“The more immediate approach to alpha is through structuring; you use options or products and structure trades so your risk-reward trade off is acute and you’re more favored to get a reward from taking risk,” said Singhal.  “On the other side of the spectrum is outright prediction, it’s an outright view, while it’s tactical it’s still fairly long-term. Most of us end up in one of these categories.”

Qplum offers its clients tactical strategies more resembling the former, highly diversified portfolios often containing 45 to 80 ETFs with frequent trading and rebalancing with goals of generating alpha and managing risks.

Singhal says that her portfolios are currently overweight U.S. equities, international real estate and commodities. They have also recently shifted away from long-term fixed income into short-term bonds and TIPS.

Main Management, on the other hand, offers ETF rotation strategies to its clients with a primary goal of generating additional returns.

“Sector rotation can be a nice way to own U.S. equity markets at this point in the cycle,” said King, noting that there were opportunities to create alpha in sector rotation. “A lot of that is caused by the dispersion between different sectors in the S&P 500. Returns have been very concentrated -- consumer discretionary, technology and health care have been drivers of returns this year.

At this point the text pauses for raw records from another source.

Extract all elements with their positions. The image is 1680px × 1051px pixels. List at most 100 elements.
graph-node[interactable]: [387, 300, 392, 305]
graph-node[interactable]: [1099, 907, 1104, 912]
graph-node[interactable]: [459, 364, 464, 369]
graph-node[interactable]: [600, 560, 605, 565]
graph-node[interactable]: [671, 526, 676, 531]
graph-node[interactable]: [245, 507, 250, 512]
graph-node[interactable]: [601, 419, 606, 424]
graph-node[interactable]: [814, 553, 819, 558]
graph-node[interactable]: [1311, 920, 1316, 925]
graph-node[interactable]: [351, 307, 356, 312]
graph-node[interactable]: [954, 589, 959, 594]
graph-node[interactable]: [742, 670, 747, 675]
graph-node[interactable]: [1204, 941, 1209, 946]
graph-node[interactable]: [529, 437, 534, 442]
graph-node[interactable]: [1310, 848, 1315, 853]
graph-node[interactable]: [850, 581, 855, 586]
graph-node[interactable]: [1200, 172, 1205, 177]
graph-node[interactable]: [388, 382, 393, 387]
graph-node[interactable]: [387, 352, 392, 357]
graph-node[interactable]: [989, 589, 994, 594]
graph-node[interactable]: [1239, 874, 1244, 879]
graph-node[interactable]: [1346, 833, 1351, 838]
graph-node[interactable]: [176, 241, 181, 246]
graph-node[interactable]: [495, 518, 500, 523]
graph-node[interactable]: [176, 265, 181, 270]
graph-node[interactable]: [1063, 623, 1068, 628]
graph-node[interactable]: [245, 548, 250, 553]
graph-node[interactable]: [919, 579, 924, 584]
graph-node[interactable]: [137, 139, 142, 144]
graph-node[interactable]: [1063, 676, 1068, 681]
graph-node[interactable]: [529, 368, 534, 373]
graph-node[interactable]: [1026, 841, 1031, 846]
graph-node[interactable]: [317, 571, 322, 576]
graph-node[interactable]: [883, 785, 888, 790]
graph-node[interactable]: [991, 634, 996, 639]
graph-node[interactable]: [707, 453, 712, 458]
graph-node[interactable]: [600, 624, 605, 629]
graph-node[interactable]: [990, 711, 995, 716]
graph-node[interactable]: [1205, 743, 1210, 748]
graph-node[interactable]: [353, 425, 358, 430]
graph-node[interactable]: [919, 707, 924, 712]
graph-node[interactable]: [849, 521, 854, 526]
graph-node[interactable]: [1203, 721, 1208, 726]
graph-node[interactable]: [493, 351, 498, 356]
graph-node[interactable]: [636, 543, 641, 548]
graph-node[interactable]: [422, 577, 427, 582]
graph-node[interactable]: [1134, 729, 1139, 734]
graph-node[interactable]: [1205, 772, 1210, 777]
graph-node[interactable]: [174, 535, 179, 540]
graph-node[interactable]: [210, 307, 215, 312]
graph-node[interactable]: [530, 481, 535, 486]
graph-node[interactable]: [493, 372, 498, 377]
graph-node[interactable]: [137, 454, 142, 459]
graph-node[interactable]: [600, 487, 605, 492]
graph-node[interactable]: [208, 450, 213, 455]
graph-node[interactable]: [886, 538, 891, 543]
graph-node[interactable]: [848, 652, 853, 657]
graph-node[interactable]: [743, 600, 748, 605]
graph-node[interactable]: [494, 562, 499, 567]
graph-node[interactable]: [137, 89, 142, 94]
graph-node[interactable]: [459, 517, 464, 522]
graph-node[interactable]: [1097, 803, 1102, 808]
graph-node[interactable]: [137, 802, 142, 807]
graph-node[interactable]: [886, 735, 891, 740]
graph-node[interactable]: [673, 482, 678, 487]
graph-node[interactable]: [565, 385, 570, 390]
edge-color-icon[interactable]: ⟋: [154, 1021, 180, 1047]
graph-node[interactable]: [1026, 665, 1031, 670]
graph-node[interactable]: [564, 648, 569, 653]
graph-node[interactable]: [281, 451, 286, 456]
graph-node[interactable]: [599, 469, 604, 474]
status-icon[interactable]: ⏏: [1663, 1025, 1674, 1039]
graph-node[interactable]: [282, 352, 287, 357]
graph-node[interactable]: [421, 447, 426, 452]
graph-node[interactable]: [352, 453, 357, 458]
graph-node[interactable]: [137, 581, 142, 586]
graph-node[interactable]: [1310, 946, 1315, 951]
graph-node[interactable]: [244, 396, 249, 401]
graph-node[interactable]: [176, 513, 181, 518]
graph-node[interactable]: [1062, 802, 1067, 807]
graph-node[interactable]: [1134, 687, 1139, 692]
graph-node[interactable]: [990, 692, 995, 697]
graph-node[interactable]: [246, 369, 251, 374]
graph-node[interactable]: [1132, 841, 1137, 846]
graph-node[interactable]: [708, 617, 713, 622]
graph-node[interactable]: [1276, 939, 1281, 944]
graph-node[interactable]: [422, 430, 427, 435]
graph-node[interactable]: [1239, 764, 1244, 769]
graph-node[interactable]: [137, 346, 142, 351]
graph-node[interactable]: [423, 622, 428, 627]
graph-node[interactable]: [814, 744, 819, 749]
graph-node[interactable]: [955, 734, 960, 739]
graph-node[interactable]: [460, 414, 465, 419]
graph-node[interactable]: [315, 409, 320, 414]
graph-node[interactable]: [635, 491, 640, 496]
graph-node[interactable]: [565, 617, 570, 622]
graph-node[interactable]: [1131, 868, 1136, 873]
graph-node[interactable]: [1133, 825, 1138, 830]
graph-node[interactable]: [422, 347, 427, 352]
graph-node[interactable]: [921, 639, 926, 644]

You have other sectors in line with cash.”

King’s sector rotational strategy is currently overweight financials, with slight tilts toward technology, health care and materials, he said.

Main Management also offers country-sector rotation and a global tactical allocation strategy. Those portfolios have been overweight Japan, Mexico and China, said King.

Still, regardless of strategy, it’s hard to beat the market, said Choy, which makes tactical management difficult because market performance has become a default benchmark for many investors.

Investors can now get market exposure for free: Fidelity became the first to offer a zero-expense ratio mutual fund earlier this year, said King, who believes a zero-fee ETF is a likelihood in the near future. In some sense, no-cost ETFs already exist as some large firms generate revenue by lending securities from an ETF’s underlying basket of holdings and pass some or all of those revenues on to the end investor, offsetting the ETF’s fees.

“Our industry will continue to shrink,” said Choy. “The more you get fee compression, the more things move to free, the more we have to deliver something.”